The thief who listened in on their conversation earlier told his gang about Paul and Luc’s arrangement. One of his drunken friends, Claude Raison, a boxer and money forger with a pitted complexion like an orange peel, stumbled over to the cashier’s counter.
“I, I have poem too,” the huge man slurred, then pointed at Luc, “much better than his. Let me read it for our bill.” Claude then threw his arm out in the direction of his friends’ table.
“No, no, no,” Paul began, quickly reaching for the axe handle behind the counter. “This is not how things work here.”
“Obviously it is,” the thief said, approaching Claude and standing next to him. “You let Monsieur Girard do it.”
“I have known Monsieur Girard for several years,” Paul told him, looking over at the bar, trying to catch the bartender’s attention. He knew Luc, Maxime and Emile would be useless in a fight. “He performs here regularly and you can even find one of his poems framed and on the wall.”
“I heard your deal,” the thief began. “A poem to pay for his bill. It’s only fair you extend this courtesy to all of your patrons. And Claude has a lovely poem to recite, about his beloved Annabelle.”
“No, no, no,” Paul said again, once again waving the axe handle with each word he spoke.
Claude swung fast and hard, punching Paul in the face, dropping him to the floor.
The hulking man then turned toward Bernhard and the three locals. Luc, Maxime and Emile leaped back, terrified.
Bernhard heard the axe handle hit the floor behind the counter and darted behind it. Paul sat on the floor, rubbing his face with one hand while trying to push himself up with the other.
Bernhard grabbed the axe handle, stepped over Paul and went out the other side of the counter.
Claude was moving in on Luc, Maxime and Emile.
Bernhard brought the axe handle down hard across the top of Claude’s back and quickly stepped away from him. The drunk stumbled forward a bit then turned toward Bernhard.

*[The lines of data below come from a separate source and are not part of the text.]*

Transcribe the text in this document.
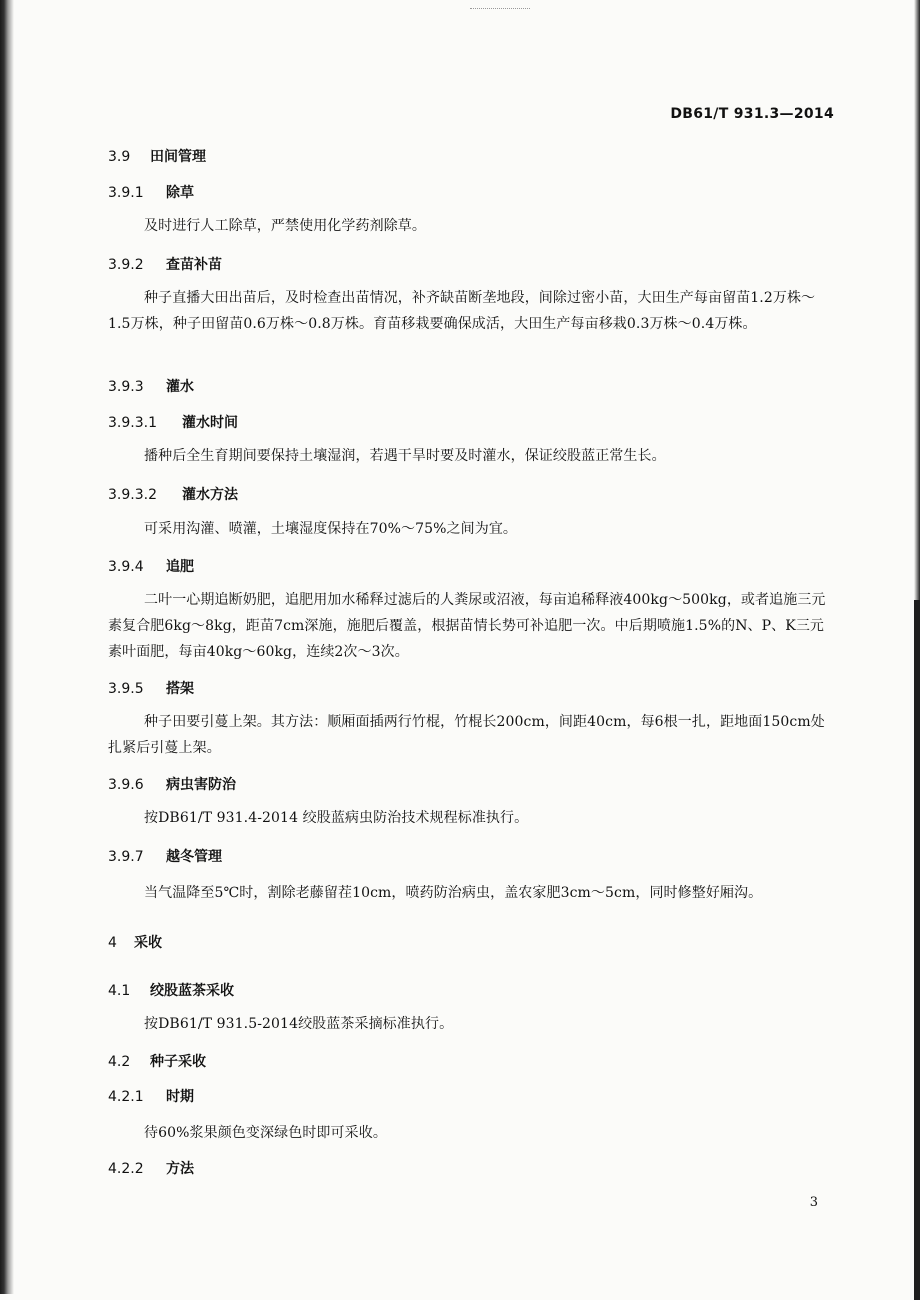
DB61/T 931.3—2014
3.9 田间管理
3.9.1 除草
及时进行人工除草，严禁使用化学药剂除草。
3.9.2 查苗补苗
种子直播大田出苗后，及时检查出苗情况，补齐缺苗断垄地段，间除过密小苗，大田生产每亩留苗1.2万株～1.5万株，种子田留苗0.6万株～0.8万株。育苗移栽要确保成活，大田生产每亩移栽0.3万株～0.4万株。
3.9.3 灌水
3.9.3.1 灌水时间
播种后全生育期间要保持土壤湿润，若遇干旱时要及时灌水，保证绞股蓝正常生长。
3.9.3.2 灌水方法
可采用沟灌、喷灌，土壤湿度保持在70%～75%之间为宜。
3.9.4 追肥
二叶一心期追断奶肥，追肥用加水稀释过滤后的人粪尿或沼液，每亩追稀释液400kg～500kg，或者追施三元素复合肥6kg～8kg，距苗7cm深施，施肥后覆盖，根据苗情长势可补追肥一次。中后期喷施1.5%的N、P、K三元素叶面肥，每亩40kg～60kg，连续2次～3次。
3.9.5 搭架
种子田要引蔓上架。其方法：顺厢面插两行竹棍，竹棍长200cm，间距40cm，每6根一扎，距地面150cm处扎紧后引蔓上架。
3.9.6 病虫害防治
按DB61/T 931.4-2014 绞股蓝病虫防治技术规程标准执行。
3.9.7 越冬管理
当气温降至5℃时，割除老藤留茬10cm，喷药防治病虫，盖农家肥3cm～5cm，同时修整好厢沟。
4 采收
4.1 绞股蓝茶采收
按DB61/T 931.5-2014绞股蓝茶采摘标准执行。
4.2 种子采收
4.2.1 时期
待60%浆果颜色变深绿色时即可采收。
4.2.2 方法
3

Uh-oh Bernhard thought, he didn’t go down. Then he felt a sharp pain in his side, just below his ribcage. The thief had stuck a knife in him.
Bernhard cried out in pain. The thief pulled the knife out and was about to stab him again when Bernhard swung the axe handle at him, catching him in his jaw. The thief’s jawbone shattered as he fell to the floor unconscious.

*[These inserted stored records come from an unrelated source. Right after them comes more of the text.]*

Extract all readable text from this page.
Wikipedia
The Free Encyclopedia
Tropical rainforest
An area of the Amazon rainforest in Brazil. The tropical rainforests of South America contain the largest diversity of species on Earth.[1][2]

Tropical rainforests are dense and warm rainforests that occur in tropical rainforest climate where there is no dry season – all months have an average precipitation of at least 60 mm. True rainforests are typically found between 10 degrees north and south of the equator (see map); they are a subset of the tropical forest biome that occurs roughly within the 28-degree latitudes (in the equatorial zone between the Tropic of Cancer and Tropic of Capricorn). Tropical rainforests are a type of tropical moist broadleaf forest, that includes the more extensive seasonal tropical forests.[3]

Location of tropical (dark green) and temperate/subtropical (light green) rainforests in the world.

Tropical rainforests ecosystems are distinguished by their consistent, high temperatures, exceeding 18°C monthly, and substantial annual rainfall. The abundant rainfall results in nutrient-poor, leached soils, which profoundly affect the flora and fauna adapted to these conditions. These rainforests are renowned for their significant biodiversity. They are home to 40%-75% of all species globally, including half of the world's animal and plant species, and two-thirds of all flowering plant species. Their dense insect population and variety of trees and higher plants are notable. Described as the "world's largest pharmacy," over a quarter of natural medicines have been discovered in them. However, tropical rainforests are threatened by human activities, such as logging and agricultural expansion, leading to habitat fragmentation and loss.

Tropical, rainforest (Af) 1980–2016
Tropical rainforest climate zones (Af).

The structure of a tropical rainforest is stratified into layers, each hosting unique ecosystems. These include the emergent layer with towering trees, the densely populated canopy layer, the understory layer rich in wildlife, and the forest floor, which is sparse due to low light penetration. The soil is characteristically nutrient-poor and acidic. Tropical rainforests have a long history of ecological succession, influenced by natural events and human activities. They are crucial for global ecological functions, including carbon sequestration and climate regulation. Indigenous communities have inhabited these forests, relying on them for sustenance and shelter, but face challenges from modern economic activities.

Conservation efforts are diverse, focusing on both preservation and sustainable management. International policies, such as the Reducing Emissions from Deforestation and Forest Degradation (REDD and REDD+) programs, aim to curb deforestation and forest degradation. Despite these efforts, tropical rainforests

“Watch it!” Emile yelled as Claude moved in on Bernhard.
The bartender saw the fracas and rushed over to Bernhard also wielding an axe handle. He faked one swing high with the axe handle then swooped it down low, catching Claude on the side of his knee.
The huge man buckled and fell to his knees and then the bartender finished him off with two quick blows to his head. Claude toppled over and lay motionless on the floor.
Bernhard dropped his axe handle, staggered over to the bar and leaned against it. He covered the wound on his side with both hands to try and stop the bleeding.
A crowd quickly gathered around him. Paul, with a swollen, red cheekbone, Luc, Maxime and Emile pushed their way toward him.
“Round up Ollie and my wagon, hurry!” Paul called out to the bartender. Then he turned to the bleeding Bernhard. “We’ll take you to the hospital. You’ll be fine, just stay calm.”
Bernhard nodded in agreement with him but had a terrified look in his eyes. “I, I’m a bit light-headed,” he said, sliding along the bar as he started to fall.
Maxime and Emile grabbed him.
“Let’s get him outside to the wagon,” Emile said.
“Step a-side, step a-side everyone!” Luc called out as they brought Bernhard through the crowd. “Make way for the savior of the Cabaret de Neptune! Make way!”